On Wednesday, the office of the newly elected major of Nis informed the organization that running water had finally been hooked up at the warehouse.

“Having continuous access to clean drinking water is a small but welcome step towards guaranteeing these families their rights,” said Jezerca Tigani, Europe and Central Asia Deputy Programme Director at Amnesty International.

“It’s unconscionable that city authorities waited nearly three months to turn on the water supply when the temperatures have been so high.”

Amnesty International will continue to press the Nis city authorities to provide adequate alternative housing for the relocated Roma families, and to improve their living conditions in the meantime, including by providing electricity.

“We understand that local authorities which received the evicted families had to provide emergency accommodation for these families with only a few days notice” said Jezerca Tigani.

“They must now ensure that they are promptly relocated to adequate alternative housing that meets human rights standards.”

The Roma who were relocated to the warehouse on Daniciceva Street in Nis are among more than 240 families forcibly evicted from Belgrade’s Belvil settlement on 26 April. More than 100 of the families, who were not registered as Belgrade residents were bussed out of the capital and taken to towns and cities across the country.

At the time of the forced eviction – which Amnesty International said “flagrantly  violated international law” – a pregnant 17-year-old girl due to be sent to Nis told the organization that she had no home and nowhere to stay in the southern city. She and her baby are now amongst the families living in the warehouse.

When the families were brought to the warehouse in Nis, although there was no running water, infrastructure was already in place to bring water into the building.

Two months later, when Amnesty International visited Nis, city authorities ensured them that the water supply would be hooked up in a matter of days. But apart from a brief visit to the site by water company workers, no further action was taken until this week, after a new city mayor came into office.

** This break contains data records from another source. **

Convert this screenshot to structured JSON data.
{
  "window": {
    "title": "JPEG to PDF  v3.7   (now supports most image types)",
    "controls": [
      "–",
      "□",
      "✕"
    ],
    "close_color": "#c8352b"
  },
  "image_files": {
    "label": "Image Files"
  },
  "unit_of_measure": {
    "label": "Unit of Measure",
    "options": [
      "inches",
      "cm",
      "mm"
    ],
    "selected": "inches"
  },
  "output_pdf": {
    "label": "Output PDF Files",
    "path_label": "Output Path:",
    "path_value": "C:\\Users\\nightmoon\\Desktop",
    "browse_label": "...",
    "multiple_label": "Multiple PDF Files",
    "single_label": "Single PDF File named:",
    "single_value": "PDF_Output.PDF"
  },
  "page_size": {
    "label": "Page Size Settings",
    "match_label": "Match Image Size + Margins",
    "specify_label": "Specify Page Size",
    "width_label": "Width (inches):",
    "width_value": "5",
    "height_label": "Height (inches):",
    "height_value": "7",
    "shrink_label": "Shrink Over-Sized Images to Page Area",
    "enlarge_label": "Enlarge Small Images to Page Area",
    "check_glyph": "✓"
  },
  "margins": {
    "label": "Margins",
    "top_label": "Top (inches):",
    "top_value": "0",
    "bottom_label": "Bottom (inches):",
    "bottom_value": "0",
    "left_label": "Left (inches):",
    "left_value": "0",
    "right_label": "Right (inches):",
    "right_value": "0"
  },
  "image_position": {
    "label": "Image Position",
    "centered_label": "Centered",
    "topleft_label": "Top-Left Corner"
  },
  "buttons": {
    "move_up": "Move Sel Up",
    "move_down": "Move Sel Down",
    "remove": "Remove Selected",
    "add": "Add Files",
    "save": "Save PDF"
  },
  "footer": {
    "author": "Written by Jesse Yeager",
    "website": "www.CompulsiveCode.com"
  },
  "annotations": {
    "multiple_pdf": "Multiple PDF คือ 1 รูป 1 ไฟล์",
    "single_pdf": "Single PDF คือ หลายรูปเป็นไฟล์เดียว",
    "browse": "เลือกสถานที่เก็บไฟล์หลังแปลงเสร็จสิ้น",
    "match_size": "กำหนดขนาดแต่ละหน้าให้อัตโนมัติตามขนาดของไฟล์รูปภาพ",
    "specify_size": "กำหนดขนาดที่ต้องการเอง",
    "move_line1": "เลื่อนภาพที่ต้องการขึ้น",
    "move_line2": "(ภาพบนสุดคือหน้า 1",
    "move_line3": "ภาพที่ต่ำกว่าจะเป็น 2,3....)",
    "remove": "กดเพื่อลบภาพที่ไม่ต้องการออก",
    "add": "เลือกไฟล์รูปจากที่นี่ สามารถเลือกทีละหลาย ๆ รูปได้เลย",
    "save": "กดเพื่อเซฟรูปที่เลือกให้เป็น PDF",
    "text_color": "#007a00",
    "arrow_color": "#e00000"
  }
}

In the meantime, the families have been forced to use plastic containers to fetch water from inside a public market 115 metres away. Access to water there has been restricted according to the market’s opening hours – 7am to 3pm – and the whims of a market official who frequently denied access to the Roma families.

The nearest alternative public water source was more than a 30-minute walk away in the city centre.

The right to water requires that water be available in – or in the immediate vicinity of – where people live. According to the World Health Organization, people face health risks when their water source is more than 100 metres away from their household, or if it takes them more than five minutes to collect water.